Free Speech in Government Buildings
Charles Turner is apparently no fan of South Euclid Mayor Georgine Welo. On one occasion, Turner held up a sign in the city hall parking lot proclaiming, “Mayor Welo Supports Brutality by Police Chief.” A few days later, he walked into city hall with a placard containing the same message.
South Euclid, it seems, has an ordinance which prohibits the conduct of any protest or demonstration, or the carrying of any sign, in city hall without first acquiring the approval of the mayor or the city safety director. (It turns out that they are one and the same.) Turner didn’t do so, and his actions resulted in two charges of criminal trespass. The municipal court promptly tossed the case as a violation of Turner’s First Amendment rights, and the city appealed.
My elfin friend John Martin handled the appeal, and we discussed the case, agreeing that if someone can walk into a courthouse with a sign saying “Fuck the Draft,” as the Supreme Court declared back in 1971 in Cohen v. California, surely one could walk into South Euclid city hall with a sign bemoaning the mayor’s alleged indifference to police brutality. John looked forward to the upcoming oral argument, and I could easily imagine his outraged countenance, as he stabbed his short, stubby fingers into the air for emphasis.
Turns out it didn’t quite go that way. The panel roasted him, and just a few weeks later came out with its decision, holding that the lower court’s ruling was premature. Criminal trespass requires proof that the defendant lacked privilege to be on the premises, and that was a factual question which could not be determined without trial.

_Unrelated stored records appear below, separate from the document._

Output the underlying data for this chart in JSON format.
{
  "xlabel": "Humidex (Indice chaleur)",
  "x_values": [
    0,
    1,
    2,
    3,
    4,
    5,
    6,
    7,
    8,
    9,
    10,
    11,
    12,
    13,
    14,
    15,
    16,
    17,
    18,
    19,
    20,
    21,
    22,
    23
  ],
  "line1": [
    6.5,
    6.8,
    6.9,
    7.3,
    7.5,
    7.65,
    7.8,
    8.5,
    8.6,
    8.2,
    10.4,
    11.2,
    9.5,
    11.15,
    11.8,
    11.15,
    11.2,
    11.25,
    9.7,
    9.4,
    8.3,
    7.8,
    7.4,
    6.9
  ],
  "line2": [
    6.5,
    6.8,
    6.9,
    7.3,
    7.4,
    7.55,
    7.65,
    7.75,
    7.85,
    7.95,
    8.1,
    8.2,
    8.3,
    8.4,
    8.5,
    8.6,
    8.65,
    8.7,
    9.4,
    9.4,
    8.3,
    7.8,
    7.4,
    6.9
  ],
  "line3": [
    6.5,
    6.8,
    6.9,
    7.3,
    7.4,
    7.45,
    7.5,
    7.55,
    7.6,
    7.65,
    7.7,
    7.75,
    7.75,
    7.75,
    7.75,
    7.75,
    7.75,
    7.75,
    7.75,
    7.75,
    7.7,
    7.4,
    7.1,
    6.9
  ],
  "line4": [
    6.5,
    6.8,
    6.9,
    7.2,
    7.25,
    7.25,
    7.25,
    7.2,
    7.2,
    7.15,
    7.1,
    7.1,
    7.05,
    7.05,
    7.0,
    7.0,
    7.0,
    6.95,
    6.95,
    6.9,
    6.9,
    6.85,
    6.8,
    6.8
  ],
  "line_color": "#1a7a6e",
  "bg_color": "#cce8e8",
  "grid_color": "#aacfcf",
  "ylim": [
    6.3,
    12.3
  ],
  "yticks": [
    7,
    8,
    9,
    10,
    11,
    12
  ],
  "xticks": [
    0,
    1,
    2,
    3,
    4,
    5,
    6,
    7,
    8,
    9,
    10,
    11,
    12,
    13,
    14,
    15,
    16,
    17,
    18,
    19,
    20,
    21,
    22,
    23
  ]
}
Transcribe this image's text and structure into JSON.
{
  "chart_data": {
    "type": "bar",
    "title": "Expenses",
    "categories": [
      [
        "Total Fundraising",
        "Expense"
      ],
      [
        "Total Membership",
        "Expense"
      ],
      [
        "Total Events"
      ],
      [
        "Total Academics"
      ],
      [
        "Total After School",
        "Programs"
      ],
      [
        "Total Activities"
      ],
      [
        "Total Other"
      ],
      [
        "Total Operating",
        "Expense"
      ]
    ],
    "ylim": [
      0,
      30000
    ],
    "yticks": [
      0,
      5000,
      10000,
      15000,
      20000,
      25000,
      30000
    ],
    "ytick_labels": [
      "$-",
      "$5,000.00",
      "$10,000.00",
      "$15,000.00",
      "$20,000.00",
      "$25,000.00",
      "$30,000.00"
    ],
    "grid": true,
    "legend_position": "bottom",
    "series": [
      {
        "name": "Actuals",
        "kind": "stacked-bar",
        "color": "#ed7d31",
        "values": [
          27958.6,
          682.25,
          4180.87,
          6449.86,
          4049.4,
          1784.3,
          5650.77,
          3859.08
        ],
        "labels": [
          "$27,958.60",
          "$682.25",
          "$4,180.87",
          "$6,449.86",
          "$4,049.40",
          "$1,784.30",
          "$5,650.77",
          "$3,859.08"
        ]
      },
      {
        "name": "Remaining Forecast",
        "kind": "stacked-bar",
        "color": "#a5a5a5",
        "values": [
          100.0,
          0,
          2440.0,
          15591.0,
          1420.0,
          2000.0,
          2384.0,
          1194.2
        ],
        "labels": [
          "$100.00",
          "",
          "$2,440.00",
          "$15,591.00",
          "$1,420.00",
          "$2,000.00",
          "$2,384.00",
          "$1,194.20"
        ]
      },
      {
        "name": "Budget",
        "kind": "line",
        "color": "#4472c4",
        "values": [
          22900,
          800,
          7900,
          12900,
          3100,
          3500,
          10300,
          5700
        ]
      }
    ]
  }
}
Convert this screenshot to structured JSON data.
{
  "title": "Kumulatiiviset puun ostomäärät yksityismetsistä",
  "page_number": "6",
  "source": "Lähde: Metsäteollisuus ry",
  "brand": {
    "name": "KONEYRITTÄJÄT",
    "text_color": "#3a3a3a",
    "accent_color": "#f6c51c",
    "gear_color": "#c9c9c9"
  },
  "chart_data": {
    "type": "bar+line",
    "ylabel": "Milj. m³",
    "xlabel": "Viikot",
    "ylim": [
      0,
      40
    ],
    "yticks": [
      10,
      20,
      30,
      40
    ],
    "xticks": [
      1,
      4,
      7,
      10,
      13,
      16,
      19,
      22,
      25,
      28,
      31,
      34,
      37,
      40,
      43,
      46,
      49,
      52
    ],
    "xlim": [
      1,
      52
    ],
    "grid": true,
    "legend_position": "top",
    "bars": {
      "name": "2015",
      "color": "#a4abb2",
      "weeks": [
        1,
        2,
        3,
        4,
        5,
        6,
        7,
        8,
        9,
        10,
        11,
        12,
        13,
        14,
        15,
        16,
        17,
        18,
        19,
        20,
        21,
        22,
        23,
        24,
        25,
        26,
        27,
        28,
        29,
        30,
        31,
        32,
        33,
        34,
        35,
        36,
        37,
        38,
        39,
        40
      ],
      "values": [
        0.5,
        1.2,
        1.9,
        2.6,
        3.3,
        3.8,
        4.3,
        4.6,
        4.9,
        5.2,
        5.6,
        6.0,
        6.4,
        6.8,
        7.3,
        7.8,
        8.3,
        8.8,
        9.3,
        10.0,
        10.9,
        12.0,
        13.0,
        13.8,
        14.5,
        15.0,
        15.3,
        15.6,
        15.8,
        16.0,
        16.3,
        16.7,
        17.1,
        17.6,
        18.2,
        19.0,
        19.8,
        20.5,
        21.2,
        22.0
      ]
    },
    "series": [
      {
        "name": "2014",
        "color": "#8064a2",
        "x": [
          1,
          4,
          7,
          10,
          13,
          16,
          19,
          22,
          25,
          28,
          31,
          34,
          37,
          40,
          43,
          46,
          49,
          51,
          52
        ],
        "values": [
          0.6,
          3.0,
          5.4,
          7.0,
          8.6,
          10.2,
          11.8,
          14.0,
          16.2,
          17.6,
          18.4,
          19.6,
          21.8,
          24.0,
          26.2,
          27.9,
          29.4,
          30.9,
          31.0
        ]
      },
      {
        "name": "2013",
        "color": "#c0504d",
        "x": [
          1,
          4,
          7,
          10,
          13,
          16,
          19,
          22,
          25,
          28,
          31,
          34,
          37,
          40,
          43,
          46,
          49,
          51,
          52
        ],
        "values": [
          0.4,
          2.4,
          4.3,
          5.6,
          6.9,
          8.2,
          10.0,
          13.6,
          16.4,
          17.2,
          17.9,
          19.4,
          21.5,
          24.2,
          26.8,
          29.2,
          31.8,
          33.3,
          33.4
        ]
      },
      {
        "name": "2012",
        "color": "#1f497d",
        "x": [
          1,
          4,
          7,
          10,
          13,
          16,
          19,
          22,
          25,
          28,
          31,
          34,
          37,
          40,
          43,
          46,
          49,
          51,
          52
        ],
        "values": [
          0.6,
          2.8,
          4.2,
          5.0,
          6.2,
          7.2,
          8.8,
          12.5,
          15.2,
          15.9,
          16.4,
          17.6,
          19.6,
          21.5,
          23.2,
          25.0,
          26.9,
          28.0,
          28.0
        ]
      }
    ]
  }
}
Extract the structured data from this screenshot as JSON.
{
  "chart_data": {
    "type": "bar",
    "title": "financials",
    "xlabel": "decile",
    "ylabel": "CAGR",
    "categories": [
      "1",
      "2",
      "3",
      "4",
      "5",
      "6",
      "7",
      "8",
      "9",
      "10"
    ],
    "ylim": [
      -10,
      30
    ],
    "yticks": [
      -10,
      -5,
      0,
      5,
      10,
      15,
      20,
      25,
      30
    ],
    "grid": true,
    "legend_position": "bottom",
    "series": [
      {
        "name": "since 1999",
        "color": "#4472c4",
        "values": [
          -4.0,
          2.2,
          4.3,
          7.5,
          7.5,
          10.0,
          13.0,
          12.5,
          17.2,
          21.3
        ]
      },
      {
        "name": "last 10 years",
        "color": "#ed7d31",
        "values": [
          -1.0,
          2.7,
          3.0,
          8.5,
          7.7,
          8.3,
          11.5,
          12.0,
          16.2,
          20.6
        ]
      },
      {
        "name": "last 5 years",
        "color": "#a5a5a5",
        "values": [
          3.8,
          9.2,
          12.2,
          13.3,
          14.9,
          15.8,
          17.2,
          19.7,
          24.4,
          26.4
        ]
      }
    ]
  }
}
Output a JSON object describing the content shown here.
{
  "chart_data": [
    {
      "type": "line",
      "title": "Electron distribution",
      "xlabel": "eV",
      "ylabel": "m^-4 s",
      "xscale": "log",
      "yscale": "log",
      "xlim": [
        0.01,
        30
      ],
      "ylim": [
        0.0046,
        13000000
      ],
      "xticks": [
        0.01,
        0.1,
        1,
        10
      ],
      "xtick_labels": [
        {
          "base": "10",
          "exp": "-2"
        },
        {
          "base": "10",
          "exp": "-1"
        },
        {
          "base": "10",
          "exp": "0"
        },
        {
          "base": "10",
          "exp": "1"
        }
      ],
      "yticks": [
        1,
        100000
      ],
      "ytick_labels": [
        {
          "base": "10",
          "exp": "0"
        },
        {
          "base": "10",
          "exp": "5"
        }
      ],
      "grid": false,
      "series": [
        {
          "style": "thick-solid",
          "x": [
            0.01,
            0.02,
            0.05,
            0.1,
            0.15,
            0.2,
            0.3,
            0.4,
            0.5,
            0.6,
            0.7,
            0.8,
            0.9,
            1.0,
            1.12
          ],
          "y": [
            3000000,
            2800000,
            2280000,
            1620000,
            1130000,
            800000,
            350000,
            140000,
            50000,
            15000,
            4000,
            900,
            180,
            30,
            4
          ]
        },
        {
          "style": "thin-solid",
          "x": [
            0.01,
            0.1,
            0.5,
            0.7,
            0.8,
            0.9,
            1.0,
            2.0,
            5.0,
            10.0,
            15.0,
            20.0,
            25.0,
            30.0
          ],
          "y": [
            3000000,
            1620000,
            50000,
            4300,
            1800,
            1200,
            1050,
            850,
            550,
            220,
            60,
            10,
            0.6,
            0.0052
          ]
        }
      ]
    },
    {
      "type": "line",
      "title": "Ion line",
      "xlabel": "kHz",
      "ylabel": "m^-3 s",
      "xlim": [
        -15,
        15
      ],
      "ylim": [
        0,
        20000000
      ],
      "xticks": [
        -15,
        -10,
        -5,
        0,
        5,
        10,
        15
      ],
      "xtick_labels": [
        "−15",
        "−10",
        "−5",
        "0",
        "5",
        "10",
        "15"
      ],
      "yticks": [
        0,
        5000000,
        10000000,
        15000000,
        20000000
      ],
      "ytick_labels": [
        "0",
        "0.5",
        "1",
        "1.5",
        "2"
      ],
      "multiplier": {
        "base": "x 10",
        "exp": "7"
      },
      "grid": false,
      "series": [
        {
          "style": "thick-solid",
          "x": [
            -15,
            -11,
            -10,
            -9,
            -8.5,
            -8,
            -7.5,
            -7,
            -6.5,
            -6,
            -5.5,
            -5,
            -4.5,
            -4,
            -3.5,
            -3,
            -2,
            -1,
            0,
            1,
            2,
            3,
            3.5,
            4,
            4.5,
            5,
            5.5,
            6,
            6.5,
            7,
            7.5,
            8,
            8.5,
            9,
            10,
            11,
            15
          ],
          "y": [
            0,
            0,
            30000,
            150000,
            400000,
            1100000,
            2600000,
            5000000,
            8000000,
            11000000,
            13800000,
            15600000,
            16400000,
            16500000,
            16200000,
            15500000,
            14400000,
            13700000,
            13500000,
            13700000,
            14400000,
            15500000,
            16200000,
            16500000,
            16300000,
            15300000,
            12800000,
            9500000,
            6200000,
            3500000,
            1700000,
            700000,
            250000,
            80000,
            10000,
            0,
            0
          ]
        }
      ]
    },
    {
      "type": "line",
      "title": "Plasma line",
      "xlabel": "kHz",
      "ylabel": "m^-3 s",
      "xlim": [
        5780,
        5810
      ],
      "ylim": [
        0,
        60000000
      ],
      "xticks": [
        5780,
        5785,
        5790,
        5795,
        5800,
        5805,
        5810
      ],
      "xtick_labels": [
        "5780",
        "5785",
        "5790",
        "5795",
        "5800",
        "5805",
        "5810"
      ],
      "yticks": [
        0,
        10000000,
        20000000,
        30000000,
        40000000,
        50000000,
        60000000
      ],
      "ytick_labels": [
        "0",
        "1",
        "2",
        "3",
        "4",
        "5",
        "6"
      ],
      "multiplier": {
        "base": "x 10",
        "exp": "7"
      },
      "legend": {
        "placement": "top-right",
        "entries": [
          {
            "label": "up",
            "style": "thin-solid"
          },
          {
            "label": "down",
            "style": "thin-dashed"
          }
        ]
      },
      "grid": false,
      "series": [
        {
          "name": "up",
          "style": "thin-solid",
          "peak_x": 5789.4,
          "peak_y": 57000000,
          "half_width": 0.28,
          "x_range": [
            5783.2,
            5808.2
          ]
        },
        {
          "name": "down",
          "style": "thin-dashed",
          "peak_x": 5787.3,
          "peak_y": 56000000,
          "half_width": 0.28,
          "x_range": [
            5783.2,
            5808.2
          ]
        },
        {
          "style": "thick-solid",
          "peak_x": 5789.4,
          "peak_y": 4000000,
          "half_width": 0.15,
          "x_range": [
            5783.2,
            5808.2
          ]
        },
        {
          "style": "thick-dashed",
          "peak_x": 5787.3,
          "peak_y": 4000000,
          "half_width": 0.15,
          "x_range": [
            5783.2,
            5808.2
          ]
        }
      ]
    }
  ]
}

There’s something to that. The trial lawyer claimed only that the ordinance was unconstitutional “as applied” (although the municipal court held that it was unconstitutional on its face as well), and perhaps a better way of resolving the case would have been through stipulated facts and briefing.
But I checked, and it seems that the First Amendment hasn’t been modified since 1971. I’m trying to imagine a set of facts which would permit Turner’s conviction, and I’m drawing a blank.